Designing and Planning for Cycling Training Workshop

Designing and Planning For Cycling training workshop

John Bennett and I attended this workshop run by MADE on behalf of Push Bikes. There were approx twenty other delegates – three from Birmingham City Council, one from Centro, eight from Bristol City Council, a few from other local councils, together with a couple of students. At the introductions it was disappointing that several were not regular commuting cyclists and most had only passing involvement with cycling infrastructure design.

The slides from the presentations are available, including more for which there wasn't time. Slide 25 about total deaths in England and Wales 2010 (all causes, all ages) is not easy to read, but is useful to show that the dangers of cycling (96 deaths out of 493,242) are minuscule compared to the dangers of inactivity.

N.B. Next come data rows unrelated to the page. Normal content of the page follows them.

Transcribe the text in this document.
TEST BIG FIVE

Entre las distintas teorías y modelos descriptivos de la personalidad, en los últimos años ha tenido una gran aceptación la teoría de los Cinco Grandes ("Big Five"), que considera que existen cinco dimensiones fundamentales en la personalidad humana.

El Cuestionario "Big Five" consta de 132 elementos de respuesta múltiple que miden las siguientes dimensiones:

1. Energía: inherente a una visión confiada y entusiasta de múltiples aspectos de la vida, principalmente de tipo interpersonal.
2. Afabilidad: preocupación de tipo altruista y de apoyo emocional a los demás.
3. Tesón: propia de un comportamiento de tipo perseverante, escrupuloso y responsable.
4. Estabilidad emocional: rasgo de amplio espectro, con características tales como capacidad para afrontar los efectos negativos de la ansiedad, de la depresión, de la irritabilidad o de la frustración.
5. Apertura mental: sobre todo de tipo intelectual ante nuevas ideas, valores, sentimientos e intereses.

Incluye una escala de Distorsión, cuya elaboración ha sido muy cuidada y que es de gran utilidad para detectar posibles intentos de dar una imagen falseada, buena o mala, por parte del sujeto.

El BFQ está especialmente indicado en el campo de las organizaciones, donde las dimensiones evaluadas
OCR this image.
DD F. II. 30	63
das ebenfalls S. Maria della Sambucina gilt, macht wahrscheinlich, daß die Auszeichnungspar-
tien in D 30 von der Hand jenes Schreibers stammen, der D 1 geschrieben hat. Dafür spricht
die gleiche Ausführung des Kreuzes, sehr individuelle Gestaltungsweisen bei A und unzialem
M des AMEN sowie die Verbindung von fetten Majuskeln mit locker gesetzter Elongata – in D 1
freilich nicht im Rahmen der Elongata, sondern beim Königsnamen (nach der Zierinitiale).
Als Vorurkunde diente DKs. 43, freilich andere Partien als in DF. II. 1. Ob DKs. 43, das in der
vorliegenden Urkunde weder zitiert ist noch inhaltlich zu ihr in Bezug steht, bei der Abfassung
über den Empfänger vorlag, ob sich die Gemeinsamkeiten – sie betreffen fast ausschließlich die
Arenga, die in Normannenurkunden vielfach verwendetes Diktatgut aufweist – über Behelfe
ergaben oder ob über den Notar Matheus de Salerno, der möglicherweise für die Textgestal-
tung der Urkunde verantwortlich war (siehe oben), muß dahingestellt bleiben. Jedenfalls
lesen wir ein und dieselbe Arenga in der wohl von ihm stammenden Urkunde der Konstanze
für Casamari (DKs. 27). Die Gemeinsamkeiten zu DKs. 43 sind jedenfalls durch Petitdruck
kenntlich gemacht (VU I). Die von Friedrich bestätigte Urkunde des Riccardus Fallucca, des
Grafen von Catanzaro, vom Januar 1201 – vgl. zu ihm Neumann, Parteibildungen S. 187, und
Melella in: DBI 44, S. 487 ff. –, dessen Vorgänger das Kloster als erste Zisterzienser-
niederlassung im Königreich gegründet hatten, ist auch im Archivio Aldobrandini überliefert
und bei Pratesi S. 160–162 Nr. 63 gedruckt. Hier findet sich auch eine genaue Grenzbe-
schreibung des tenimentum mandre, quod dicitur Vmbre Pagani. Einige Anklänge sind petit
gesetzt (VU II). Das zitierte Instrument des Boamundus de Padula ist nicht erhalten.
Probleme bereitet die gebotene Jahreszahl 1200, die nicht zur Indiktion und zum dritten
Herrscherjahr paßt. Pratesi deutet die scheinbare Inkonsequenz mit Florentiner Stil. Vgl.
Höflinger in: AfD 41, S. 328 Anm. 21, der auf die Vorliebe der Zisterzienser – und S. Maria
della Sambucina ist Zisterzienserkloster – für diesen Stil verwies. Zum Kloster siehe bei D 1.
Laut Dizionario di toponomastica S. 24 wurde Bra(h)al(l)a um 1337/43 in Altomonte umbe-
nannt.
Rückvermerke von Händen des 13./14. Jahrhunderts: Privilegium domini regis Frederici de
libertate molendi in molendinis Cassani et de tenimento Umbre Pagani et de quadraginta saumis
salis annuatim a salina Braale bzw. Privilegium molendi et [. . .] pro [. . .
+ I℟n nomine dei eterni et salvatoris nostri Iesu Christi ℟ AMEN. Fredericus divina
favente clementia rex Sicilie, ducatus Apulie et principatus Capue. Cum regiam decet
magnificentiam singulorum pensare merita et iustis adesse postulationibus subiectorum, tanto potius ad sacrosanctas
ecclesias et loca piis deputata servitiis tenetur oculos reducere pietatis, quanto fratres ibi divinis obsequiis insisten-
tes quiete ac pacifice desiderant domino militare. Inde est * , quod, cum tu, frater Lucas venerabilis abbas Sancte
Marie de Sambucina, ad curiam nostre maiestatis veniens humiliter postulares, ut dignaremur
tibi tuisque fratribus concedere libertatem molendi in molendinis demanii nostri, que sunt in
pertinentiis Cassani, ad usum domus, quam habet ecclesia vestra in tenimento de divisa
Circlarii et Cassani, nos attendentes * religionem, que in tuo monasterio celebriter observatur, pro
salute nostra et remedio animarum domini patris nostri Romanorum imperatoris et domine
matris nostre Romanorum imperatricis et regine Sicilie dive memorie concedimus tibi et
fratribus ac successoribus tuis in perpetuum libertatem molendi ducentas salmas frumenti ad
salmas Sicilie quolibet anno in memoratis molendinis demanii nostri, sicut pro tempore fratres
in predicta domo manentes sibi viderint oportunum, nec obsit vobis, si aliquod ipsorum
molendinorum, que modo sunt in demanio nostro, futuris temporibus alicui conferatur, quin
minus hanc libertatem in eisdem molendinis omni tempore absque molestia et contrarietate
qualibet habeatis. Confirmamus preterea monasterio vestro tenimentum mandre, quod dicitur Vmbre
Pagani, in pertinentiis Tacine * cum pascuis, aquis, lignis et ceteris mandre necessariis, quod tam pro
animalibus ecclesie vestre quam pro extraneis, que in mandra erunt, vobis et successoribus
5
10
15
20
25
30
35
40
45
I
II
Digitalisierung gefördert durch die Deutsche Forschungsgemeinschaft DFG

After a trawl through the benefits of cycling (yawn) there was a more interesting discussion on the potential 'near market' in raising the current 2% nationally – specifically more women and more older people (but plenty of scope for everyone else).

The speakers (Phil Jones/Adrian Lord) outlined the several guidance documents available:

  • Cycling infrastructure design DfT local transport note 2/08 (considered to be getting out of date)
  • London Cycling Design Standards – issued by the London Cycling Campaign
  • Wales Active Travel Design Guidance – issued by the Welsh Government Office
  • Sustrans Cycle-Friendly Design Manual
  • Birmingham's BCR Design Guide (in draft)

These all list the basic principles for cycling routes, though the words used are not identical:

  • coherent
  • direct
  • safe
  • comfortable
  • attractive

and the assessment tools in judging how well each item of the route conforms to these principles.  We don’t think that the Birmingham Design Manual will include a scoring/audit tool – we might raise this at the BCR Stakeholders’ Group.

Other topics covered were:

  • design techniques to ensuring adequate cycle lane/carriageway widths and clearances.
  • variety of separation methods
  • road layout  geometry
  • contraflow
  • permeability and barriers
  • imminent relaxation of regulation (TSRGC2015) which will permit easier introduction of contraflow, 'except cycles' on no entry signs, mandatory lane marking
  • junctions and crossings.

In summary the presentations were interesting and would be very useful for training engineers and planners in making sensible and effective cycling infrastructure. The message was that it was important to insist on high standards – both of space allocation and construction standards. Not enough of the right people from Birmingham were there to benefit.  However the two highways engineers who attended said that they would like to attend Bikeability training – we should follow that up.

John had to leave before the site visit and the design session.  Both were rather rushed and the quality of the plan provided was poor; I didn’t gain much from them.